Khadre looked up from her cup sheepishly. “Oh, uh, that’s a name Sirra thought up for the sea-creatures. Their official name in the taxonomy is “Neocetacean-octopii Ljarbazzii.”

“Vix is better,” Yallia said.

“I agree. I was thinking they had something to do with it, but….”

“What?”

“Well, there’s no way I can imagine their sonar reaching far enough to be heard by the harbormaster’s station. And even if somehow they could focus their sonar to reach such distances, how could Del have interpreted the message? So I don’t see how it could have been the vix.”

“No. It wasn’t.”

Khadre looked up sharply. “You have an idea?”

Yallia sighed quickly. “Khadre, I hesitate to tell you this, because I am frankly not sure what you youngsters will do with the knowledge.”

Khadre looked at her in astonishment but did not interrupt.

“You have heard the stories, I’m sure, but how many of you believe them?”

“Stories?”

Yallia looked up briefly, then focused her eyes back on Khadre. “You know, of course, that the first voyage launched to this planet was the second to get here.
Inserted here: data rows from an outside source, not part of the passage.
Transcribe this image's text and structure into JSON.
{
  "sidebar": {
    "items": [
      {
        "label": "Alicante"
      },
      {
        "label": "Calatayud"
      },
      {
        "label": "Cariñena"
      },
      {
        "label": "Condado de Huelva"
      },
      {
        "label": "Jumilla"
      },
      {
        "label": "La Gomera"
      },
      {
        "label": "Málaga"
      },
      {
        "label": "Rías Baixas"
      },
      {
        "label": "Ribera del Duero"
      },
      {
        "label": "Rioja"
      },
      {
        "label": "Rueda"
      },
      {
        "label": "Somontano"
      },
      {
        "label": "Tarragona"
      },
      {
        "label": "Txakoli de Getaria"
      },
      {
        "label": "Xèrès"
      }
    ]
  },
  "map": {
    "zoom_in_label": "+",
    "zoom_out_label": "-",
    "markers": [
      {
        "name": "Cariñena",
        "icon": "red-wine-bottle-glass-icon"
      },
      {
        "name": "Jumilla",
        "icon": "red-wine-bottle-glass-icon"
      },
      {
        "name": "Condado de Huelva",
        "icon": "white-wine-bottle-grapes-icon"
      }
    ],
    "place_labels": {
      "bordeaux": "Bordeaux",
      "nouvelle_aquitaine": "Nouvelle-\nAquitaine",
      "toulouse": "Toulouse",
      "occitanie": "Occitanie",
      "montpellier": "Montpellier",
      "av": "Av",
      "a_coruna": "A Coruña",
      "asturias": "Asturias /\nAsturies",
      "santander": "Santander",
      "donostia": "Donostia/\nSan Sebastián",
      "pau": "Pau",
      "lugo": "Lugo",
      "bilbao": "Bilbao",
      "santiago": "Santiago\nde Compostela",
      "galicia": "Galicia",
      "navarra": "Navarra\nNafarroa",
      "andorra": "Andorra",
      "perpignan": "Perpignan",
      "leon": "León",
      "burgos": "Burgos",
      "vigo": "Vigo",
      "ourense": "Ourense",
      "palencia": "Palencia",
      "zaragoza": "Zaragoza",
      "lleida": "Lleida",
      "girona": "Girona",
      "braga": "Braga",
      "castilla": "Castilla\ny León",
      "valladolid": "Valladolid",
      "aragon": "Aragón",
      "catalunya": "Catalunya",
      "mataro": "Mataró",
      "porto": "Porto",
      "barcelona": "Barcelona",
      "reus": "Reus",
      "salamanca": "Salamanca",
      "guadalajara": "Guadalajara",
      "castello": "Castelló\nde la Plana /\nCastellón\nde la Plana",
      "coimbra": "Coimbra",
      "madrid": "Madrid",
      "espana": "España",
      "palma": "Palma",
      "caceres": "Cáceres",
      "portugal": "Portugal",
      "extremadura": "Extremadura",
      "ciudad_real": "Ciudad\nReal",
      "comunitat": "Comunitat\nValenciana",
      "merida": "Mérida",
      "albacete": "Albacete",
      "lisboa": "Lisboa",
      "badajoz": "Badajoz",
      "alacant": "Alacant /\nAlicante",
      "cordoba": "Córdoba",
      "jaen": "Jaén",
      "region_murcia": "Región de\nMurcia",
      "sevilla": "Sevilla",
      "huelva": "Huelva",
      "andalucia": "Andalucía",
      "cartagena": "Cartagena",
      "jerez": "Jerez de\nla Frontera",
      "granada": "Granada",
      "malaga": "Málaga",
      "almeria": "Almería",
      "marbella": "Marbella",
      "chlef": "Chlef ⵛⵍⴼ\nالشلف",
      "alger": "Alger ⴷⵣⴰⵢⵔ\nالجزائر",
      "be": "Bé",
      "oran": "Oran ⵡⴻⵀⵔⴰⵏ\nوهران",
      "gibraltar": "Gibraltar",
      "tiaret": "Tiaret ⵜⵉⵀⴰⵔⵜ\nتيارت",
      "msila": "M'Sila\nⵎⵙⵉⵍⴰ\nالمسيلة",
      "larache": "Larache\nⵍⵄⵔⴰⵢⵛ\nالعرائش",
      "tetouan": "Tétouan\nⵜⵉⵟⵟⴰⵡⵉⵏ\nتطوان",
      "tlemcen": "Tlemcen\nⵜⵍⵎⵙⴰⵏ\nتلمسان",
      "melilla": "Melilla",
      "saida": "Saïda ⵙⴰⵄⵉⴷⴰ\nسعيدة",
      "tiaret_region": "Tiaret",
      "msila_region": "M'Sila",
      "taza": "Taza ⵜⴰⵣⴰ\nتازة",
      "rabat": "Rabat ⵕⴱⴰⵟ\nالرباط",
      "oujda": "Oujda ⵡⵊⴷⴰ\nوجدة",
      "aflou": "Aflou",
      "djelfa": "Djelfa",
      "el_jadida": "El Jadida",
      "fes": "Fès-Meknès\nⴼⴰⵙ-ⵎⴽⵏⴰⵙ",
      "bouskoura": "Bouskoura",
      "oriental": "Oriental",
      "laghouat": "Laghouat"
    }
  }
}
The
Odyssey
arrived here about thirty-five, thirty-six years ago, long after the
Argo
had already colonized. The
Argo
had been dismantled to provide raw materials for the colony. When the
Odyssey
arrived, it was not needed any longer. It was stripped, but a section of it was left in orbit.”

Khadre nodded. “Of course I’ve heard that. So? It’s just an empty hulk up there, right?”

Yallia cursed under her breath. She herself had long ago emphasized to the other Originals that the history of the Family began with their exile from the Domes, and therefore all other history need not be taught or studied. There had been no formal ban on study, but most of the Family chose not to examine the past too closely. History had turned to legend and was already on its way toward myth. Yallia had often felt pangs of regret at the loss, but she saw too much danger in a connection to a recent past. When the crisis was past, she had often told herself, historians could once again study what they wished.

Yallia answered Khadre’s question with a sigh. “No. It’s still staffed. My grandmother visited it about twenty-four years ago. I think they are still watching us.”